5th December 2017, DeepMind released another paper showing how AlphaGo Zero could be adapted to beat the world champion programs StockFish and Elmo at chess and shogi.
An algorithm for getting good at something without any prior knowledge of human expert strategy was born.
I was so amazed by it that I decided to implement it myself and my supervisor provided me an article which was about implementing the same algorithm on Connect4 but I was unable to grasp anything so I decided to start from scratch and implement it on (3x3) Tic Tac Toe as it was easier to implement the game’s logic and in less time I could check my progress. Following articles really helped me throughout the process.
After going through many iterations of the articles along with the papers [1,2] from DeepMind, I got the following understanding of the algorithm.
OVERVIEW
Generate training data using the current best player through self play to train the second best and then evaluate it’s performance against the best and if it wins 55% of time then replace it with the best for the next iteration.
GOAL
The goal is to predict two things:
At each point, which move to take which is actually learning the policy.

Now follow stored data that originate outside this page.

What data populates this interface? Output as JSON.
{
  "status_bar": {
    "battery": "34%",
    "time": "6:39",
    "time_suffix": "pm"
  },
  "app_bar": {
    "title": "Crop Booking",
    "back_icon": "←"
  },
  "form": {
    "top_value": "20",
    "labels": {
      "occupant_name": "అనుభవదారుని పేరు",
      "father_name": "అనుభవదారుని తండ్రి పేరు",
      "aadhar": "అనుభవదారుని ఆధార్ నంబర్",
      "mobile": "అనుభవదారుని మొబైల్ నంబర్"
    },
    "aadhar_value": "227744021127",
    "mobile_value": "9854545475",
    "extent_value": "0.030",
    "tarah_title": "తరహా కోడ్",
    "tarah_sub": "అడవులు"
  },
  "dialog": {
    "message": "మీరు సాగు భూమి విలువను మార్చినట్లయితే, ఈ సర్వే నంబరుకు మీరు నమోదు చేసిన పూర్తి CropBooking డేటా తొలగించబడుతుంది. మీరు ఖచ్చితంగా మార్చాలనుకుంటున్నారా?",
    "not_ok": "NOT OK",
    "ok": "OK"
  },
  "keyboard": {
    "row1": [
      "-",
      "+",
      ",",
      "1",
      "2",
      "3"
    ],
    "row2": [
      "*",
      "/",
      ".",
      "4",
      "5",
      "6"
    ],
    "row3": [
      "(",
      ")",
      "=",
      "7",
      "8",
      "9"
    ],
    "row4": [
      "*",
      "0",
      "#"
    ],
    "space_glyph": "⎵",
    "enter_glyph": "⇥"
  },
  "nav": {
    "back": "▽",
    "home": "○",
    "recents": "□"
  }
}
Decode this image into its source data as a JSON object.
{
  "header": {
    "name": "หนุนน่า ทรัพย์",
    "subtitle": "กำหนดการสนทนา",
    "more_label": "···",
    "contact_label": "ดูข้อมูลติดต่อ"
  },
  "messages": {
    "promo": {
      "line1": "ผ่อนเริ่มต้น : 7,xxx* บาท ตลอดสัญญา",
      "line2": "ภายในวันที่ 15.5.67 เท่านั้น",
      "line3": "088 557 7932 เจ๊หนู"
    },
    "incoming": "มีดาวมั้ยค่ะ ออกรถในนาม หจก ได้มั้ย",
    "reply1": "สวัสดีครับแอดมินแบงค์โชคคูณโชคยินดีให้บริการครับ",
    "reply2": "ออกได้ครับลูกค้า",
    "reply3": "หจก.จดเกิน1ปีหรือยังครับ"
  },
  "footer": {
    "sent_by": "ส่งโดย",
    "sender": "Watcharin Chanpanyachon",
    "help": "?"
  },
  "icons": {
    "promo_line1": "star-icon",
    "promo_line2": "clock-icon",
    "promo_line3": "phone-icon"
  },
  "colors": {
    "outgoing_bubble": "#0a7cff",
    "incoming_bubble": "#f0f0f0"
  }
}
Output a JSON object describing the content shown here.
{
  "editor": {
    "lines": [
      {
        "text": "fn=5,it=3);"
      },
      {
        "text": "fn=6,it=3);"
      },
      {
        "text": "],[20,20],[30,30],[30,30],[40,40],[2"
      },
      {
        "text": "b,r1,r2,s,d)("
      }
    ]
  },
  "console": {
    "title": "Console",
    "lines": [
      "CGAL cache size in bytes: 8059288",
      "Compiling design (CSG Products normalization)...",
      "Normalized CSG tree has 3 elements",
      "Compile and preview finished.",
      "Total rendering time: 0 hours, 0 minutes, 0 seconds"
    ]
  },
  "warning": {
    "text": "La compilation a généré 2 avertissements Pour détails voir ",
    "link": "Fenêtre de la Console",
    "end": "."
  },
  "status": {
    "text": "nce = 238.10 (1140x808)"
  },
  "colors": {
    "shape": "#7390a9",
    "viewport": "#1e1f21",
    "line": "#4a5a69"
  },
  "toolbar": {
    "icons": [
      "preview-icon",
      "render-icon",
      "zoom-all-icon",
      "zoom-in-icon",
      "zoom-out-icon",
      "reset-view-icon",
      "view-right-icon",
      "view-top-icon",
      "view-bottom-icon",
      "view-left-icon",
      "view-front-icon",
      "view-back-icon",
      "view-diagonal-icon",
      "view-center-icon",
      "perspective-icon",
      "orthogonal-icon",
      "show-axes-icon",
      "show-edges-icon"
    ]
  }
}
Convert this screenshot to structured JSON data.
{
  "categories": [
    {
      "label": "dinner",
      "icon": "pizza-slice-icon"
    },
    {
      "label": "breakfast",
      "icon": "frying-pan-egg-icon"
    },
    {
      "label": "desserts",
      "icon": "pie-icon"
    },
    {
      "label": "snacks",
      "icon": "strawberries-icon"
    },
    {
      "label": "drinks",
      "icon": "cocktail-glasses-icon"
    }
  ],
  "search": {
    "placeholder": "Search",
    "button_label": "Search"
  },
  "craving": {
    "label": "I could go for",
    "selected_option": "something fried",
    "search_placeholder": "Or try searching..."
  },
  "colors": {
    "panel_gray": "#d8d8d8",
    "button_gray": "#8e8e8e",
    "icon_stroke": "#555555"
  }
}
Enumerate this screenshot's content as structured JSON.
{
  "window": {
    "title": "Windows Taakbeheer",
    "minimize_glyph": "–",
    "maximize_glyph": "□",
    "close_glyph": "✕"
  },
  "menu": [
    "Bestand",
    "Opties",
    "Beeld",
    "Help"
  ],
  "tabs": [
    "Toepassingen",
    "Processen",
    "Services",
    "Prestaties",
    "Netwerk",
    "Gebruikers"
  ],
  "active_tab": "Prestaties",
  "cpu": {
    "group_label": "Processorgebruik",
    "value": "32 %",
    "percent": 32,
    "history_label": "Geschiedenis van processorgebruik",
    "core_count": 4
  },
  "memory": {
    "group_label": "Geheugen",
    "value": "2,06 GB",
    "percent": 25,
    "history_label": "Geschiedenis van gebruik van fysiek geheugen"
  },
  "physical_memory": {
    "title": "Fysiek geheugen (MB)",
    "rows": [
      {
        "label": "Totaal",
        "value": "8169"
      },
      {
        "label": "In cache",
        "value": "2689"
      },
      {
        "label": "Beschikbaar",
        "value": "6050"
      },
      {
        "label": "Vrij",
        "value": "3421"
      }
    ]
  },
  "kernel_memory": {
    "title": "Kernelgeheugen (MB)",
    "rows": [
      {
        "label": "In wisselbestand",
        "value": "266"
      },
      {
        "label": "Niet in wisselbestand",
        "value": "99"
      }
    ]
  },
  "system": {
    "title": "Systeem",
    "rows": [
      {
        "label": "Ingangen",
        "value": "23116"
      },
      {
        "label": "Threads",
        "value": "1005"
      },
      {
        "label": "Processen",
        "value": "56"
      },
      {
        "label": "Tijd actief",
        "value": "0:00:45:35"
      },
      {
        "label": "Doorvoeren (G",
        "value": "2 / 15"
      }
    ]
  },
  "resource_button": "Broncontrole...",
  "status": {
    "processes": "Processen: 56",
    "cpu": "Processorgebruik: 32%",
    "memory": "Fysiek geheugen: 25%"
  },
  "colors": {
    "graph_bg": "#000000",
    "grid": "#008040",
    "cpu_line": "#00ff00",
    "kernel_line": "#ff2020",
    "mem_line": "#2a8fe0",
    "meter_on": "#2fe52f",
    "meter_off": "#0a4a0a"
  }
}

At each point, what is the immediate reward which is actually learning the value function.
METHODOLOGY
Self Play
Network Weights Optimization
Network Evaluation
What follows is my translation of the building blocks required to implement the algorithm. How the world should look like? How to represent different stages? How to store data?
SELF PLAY
Move Selection through Monte Carlo Tree Search
At each move, the following information is stored :
The game state
The search probabilities
The winner
REPRESENTATION
0 represents no move has been played at that position
1 represents player 1
2 represents player 2
STATE
At any instance, the condition of the game is a state depending on the representation.
Here, it is the complete maze:
0000000001
0000000002
Along with a turn indicator
( Above shown is the initial state of the game under consideration )
CHILDREN
Possible moves from a state are considered as its children.
Children of initial state of the game are :
100000000
010000000
001000000
000100000
000010000
000001000
000000100
000000010
000000001
A child stores five values
N → number of times the action has been taken
W → total value of the state
Q → mean value of the state
P → policy function prediction
V → value function prediction
MONTE CARLO TREE SEARCH
Given a state, explore the tree until a leaf node is reached by selecting the best child.
At leaf node, predict probabilities of each of it’s children.
Back propagate from the leaf to the root which in this case is the input and update the values of N, W and Q.
Repeat this cycle for a certain time period.
Select the best action among the lot.
CHILD SELECTION
A child is selected based on the equation Q+U
Q → The mean value of the state
U → A function of P and N that increases if an action hasn’t been explored much, relative to the other actions, or if the prior probability of the action is high
U in this case is P/N
So the equation becomes (P/N)+Q
Because early on in the simulation, U should dominate (more exploration), but later Q is more important (exploitation)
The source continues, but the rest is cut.